La historia de la mujer cananea, en su sencillez y su poder, nos enseña una verdad fundamental para nuestro caminar cristiano: la perseverancia en la oración no es una opción, sino una necesidad vital. Es la clave para desatar el poder de Dios en nuestras vidas. Nos enseña a persistir frente al silencio de Dios, a no desmayar ante la oposición de otros, a no rendirnos frente a las pruebas de fe que parecen desalentadoras. Nuestra fe no se estanca en la comodidad; crece, se fortalece y se purifica superando obstáculos, confiando en Jesús no solo como el Mesías prometido, sino como el Señor absoluto, el Dueño de todo, el que tiene la última palabra.
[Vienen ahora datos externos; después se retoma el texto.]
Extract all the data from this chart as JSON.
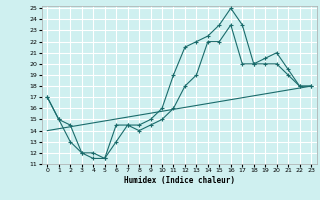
{
  "xlabel": "Humidex (Indice chaleur)",
  "ylabel": "",
  "xlim": [
    -0.5,
    23.5
  ],
  "ylim": [
    11,
    25.2
  ],
  "yticks": [
    11,
    12,
    13,
    14,
    15,
    16,
    17,
    18,
    19,
    20,
    21,
    22,
    23,
    24,
    25
  ],
  "xticks": [
    0,
    1,
    2,
    3,
    4,
    5,
    6,
    7,
    8,
    9,
    10,
    11,
    12,
    13,
    14,
    15,
    16,
    17,
    18,
    19,
    20,
    21,
    22,
    23
  ],
  "bg_color": "#cff0f0",
  "line_color": "#1a6b6b",
  "grid_color": "#ffffff",
  "line1_x": [
    0,
    1,
    2,
    3,
    4,
    5,
    6,
    7,
    8,
    9,
    10,
    11,
    12,
    13,
    14,
    15,
    16,
    17,
    18,
    19,
    20,
    21,
    22,
    23
  ],
  "line1_y": [
    17,
    15,
    13,
    12,
    11.5,
    11.5,
    13,
    14.5,
    14.5,
    15,
    16,
    19,
    21.5,
    22,
    22.5,
    23.5,
    25,
    23.5,
    20,
    20.5,
    21,
    19.5,
    18,
    18
  ],
  "line2_x": [
    0,
    1,
    2,
    3,
    4,
    5,
    6,
    7,
    8,
    9,
    10,
    11,
    12,
    13,
    14,
    15,
    16,
    17,
    18,
    19,
    20,
    21,
    22,
    23
  ],
  "line2_y": [
    17,
    15,
    14.5,
    12,
    12,
    11.5,
    14.5,
    14.5,
    14,
    14.5,
    15,
    16,
    18,
    19,
    22,
    22,
    23.5,
    20,
    20,
    20,
    20,
    19,
    18,
    18
  ],
  "line3_x": [
    0,
    23
  ],
  "line3_y": [
    14,
    18
  ]
}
Es en esa perseverancia, en esa fe que no se rinde, donde el milagro se hace posible, donde la voluntad de Dios se manifiesta, y donde Su nombre es glorificado. Que su ejemplo nos impulse a no cejar, a no desmayar, a seguir clamando hasta que la respuesta llegue, hasta que la bendición se derrame, hasta que el Señor diga: "¡Grande es tu fe!"